Comme écrit ici précédemment, Dutton devait gagner Dunkley. Un rebond de 6,3 pour cent n’était pas trop demander avec un bon candidat et une bonne campagne lors d’une élection partielle dans un contexte de crise du coût de la vie et de croissance économique anémique. Cela n’aurait pas signifié que la Coalition gagnerait les prochaines élections, mais seulement qu’elle le pourrait.
Ils ont gaspillé le cadeau d’une semaine de séance parlementaire pour s’attaquer sans relâche aux détenus libérés plutôt qu’aux souffrances économiques des électeurs. Après deux années difficiles pour les électeurs, la Coalition n’a pas réussi à amener les électeurs à blâmer Albanese.
De toute évidence, la campagne des libéraux sur le terrain a été bien menée. Au-delà de leur contrôle se trouvait le style fracassant du groupe de campagne conservateur Advance, qui, selon les deux côtés, a porté préjudice aux libéraux parce qu’il détournait l’attention de leur message ou amplifiait leur négativité. Advance pourrait éventuellement se rendre compte qu’il devrait se concentrer sur l’attraction du centre – ce qui constituerait alors une menace réelle pour les travaillistes – ou bien il continuerait à nuire aux libéraux en mesurant son succès à l’extrême droite où il peut les entraîner.
Entrez Sussan Ley, dont les deux contributions remarquables cette année – et nous ne sommes qu’en mars – ont promis d’annuler les réductions d’impôts de la troisième étape avant même qu’elles ne soient annoncées, puis ont écrit un tweet dégoulinant d’intolérance, mettant en garde contre les agressions de criminels étrangers libérés de détention. Les femmes australiennes, qui visaient à attiser l’inquiétude de la communauté face à la criminalité et aux étrangers.
Cela faisait suite à l’arrestation d’un détenu libéré pour agression sexuelle. La police a admis plus tard qu’elle s’était trompée d’homme. Mais plutôt que de retirer son tweet, Ley a redoublé d’efforts, comme si les faits n’avaient plus d’importance. Ley a l’habitude de tirer sur la goupille des grenades à main, puis de les maintenir jusqu’à ce qu’elles explosent.
Les libéraux espéraient que le retour important à Mt Eliza était un signe que les sièges bleu sarcelle de Goldstein et Kooyong étaient récupérables. Zoe Daniel et Monique Ryan ne font pas preuve de complaisance, mais affirment que la campagne négative à Dunkley ne fonctionnera pas auprès de leurs électorats.
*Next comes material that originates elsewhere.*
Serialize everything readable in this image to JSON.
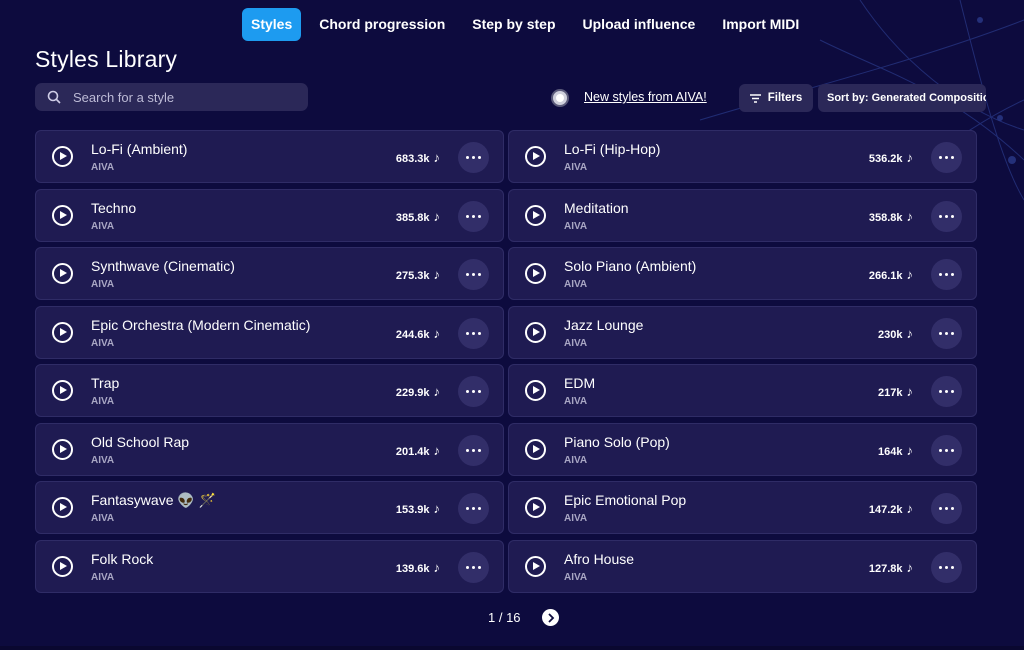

Après avoir passé six heures à un forum communautaire dimanche, Ryan a déclaré que même si ses électeurs étaient mécontents du gouvernement, ils ne faisaient pas confiance à Dutton ou Ley.
Même avant Dunkley, les députés de l’opposition se plaignaient du manque de politiques, leur colère étant principalement dirigée contre le trésorier fantôme, Angus Taylor, pour son incapacité à réduire l’économie. Dutton est finalement apparu mardi pour passer au nucléaire et annoncer un remaniement.
Les libéraux pensent que le nucléaire est cette fois-ci un favori parce que les réacteurs seront situés dans des centrales électriques au charbon désaffectées et que les jeunes le soutiendront parce qu’ils ne se souviennent pas des horreurs de Tchernobyl. Bonne chance avec ça.
Albanese a répondu à Dunkley sans orgueil et avec l’assurance de rester concentré sur le coût de la vie. S’il ne le fait pas, il alimentera le récit dangereux promu par ses adversaires selon lequel il court après les célébrités et les cadeaux.
Le revirement contre les travaillistes aurait pu et aurait dû être pire, mais il a été atténué en partie par les réductions d’impôts retravaillées, préconisées par le trésorier Jim Chalmers et qu’Albanese a acceptées. Le jour viendra où il y aura une rivalité entre eux, mais elle n’est pas encore là. Leurs relations efficaces sont essentielles au succès du gouvernement.
Dunkley a amené les travaillistes à croire qu’il était « dans le domaine du possible » de conserver Higgins et de remporter des sièges comme Deakin et Menzies, où le libéral en exercice Keith Wolahan a été le premier samedi soir à appeler à une libération accélérée des politiques.
Beaucoup dépend de la redistribution et des modifications des frontières, mais il faudra probablement faire mieux à Victoria pour conserver un gouvernement majoritaire – voire minoritaire.
Niki Savva est chroniqueuse régulière et auteur de Le chemin de la ruine, Complots et prières et Passé au bulldozerla trilogie relatant neuf années de règne de la Coalition.